16. In State of Bihar v. Smt. Charu-sila Dasi, (AIR 1959 SC 1002), Bihar Hindu Religious Trust Act came up for challenge on the ground of extraterritorial operation. The Supreme Court, following the principles laid down in the case of State of Bombay v. R.M.D. Chamarbaugwala, (AIR 1957 SC 699) (supra) upheld the legislation on the ground that since religious endowments in question were situate in Bihar and the trustees function in Bihar, that afforded sufficient territorial nexus.

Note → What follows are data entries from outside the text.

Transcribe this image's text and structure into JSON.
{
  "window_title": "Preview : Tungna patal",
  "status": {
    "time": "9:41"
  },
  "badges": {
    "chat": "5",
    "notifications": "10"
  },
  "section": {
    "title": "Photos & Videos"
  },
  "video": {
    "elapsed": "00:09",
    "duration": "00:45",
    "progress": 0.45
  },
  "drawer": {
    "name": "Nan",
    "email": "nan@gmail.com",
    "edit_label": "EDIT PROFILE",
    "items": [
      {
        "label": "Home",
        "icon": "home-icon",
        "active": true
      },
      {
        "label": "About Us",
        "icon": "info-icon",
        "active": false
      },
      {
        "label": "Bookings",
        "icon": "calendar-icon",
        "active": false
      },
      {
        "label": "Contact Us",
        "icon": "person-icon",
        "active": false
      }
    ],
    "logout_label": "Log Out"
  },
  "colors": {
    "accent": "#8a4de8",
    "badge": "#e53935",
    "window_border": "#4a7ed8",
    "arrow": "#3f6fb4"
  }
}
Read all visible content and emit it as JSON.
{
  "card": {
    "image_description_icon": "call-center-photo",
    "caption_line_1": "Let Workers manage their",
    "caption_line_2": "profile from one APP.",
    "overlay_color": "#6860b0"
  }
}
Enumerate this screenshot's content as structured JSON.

17. In Duley Singh v. State, (AIR 1977 All 251), a Division Bench of this Court, repelled the submission of extraterritorial operation in relation to U. P. Motor Vehicles (Special Provisions) Act (Act No. XXVII of 1976) on the ground that the operators of Rajasthan who stood affected by the framing of the Scheme also plied their buses within the State of Uttar Pradesh on the part of the inter-State route inside of U. P. This according to the Bench constituted sufficient territorial nexus. What weighed more with the Bench was that the principle of extra-territoriality could not appropriately be applied to the scheme framed by the State under powers conferred by a law enacted by the Parliament. Such is not the position in the present case.

18. Further, in our opinion, the mere fact that under the Motor Vehicles Act, stage carriage permits can be granted on inter-statal routes, that, by itself can afford no nexus, as is necessary in law to be established, before a defence to a plea of extra-territorial operation can succeed.

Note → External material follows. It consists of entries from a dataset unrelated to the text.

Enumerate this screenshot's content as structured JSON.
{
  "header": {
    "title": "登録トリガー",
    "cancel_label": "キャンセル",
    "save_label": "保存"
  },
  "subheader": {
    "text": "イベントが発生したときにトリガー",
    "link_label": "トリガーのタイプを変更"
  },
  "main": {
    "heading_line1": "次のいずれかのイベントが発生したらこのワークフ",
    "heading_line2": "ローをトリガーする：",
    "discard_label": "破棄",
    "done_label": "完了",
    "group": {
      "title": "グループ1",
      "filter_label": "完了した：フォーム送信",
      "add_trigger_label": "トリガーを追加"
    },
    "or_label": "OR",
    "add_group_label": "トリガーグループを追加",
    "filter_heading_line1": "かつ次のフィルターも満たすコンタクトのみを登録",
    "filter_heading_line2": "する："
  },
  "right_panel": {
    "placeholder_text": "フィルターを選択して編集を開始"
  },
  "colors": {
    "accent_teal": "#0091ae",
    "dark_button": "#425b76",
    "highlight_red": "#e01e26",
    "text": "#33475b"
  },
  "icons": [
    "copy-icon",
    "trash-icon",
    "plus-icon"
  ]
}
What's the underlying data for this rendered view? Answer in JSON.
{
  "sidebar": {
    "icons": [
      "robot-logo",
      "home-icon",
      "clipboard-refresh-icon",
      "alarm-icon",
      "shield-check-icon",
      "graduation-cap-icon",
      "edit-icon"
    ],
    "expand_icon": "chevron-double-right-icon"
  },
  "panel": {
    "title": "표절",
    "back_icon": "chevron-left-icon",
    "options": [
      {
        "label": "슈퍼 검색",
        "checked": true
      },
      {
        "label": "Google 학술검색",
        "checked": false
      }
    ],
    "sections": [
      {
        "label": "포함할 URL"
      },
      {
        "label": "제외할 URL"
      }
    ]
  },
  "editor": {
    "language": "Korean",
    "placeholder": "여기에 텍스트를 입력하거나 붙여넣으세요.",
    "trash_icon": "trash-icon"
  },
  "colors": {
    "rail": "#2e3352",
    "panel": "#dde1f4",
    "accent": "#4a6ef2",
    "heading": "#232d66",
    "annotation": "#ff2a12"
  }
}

19. In our opinion, it is not within the competence of any State legislature to take away by force of a legislation enacted by it, power of other State to enter into an agreement and to fix the number of stage carriage permits which it would permit on the portion of the inter-statal route lying within that State as such a legislation would have extra-territorial operation.

20. No other point was pressed before us in support of this petition.

21. We are, hence, unable to find any1 error in the judgment of the State Transport Appellate Tribunal while allowing the revision of the respondent No. 3 and setting aside the resolution of the Regional Transport Authority, Jhansi granting permanent stage carriage permits on the inter-statal route Charkhari-Chhatarpur.

22. This petition, hence, fails and is dismissed. In the circumstances, we make no order as to costs.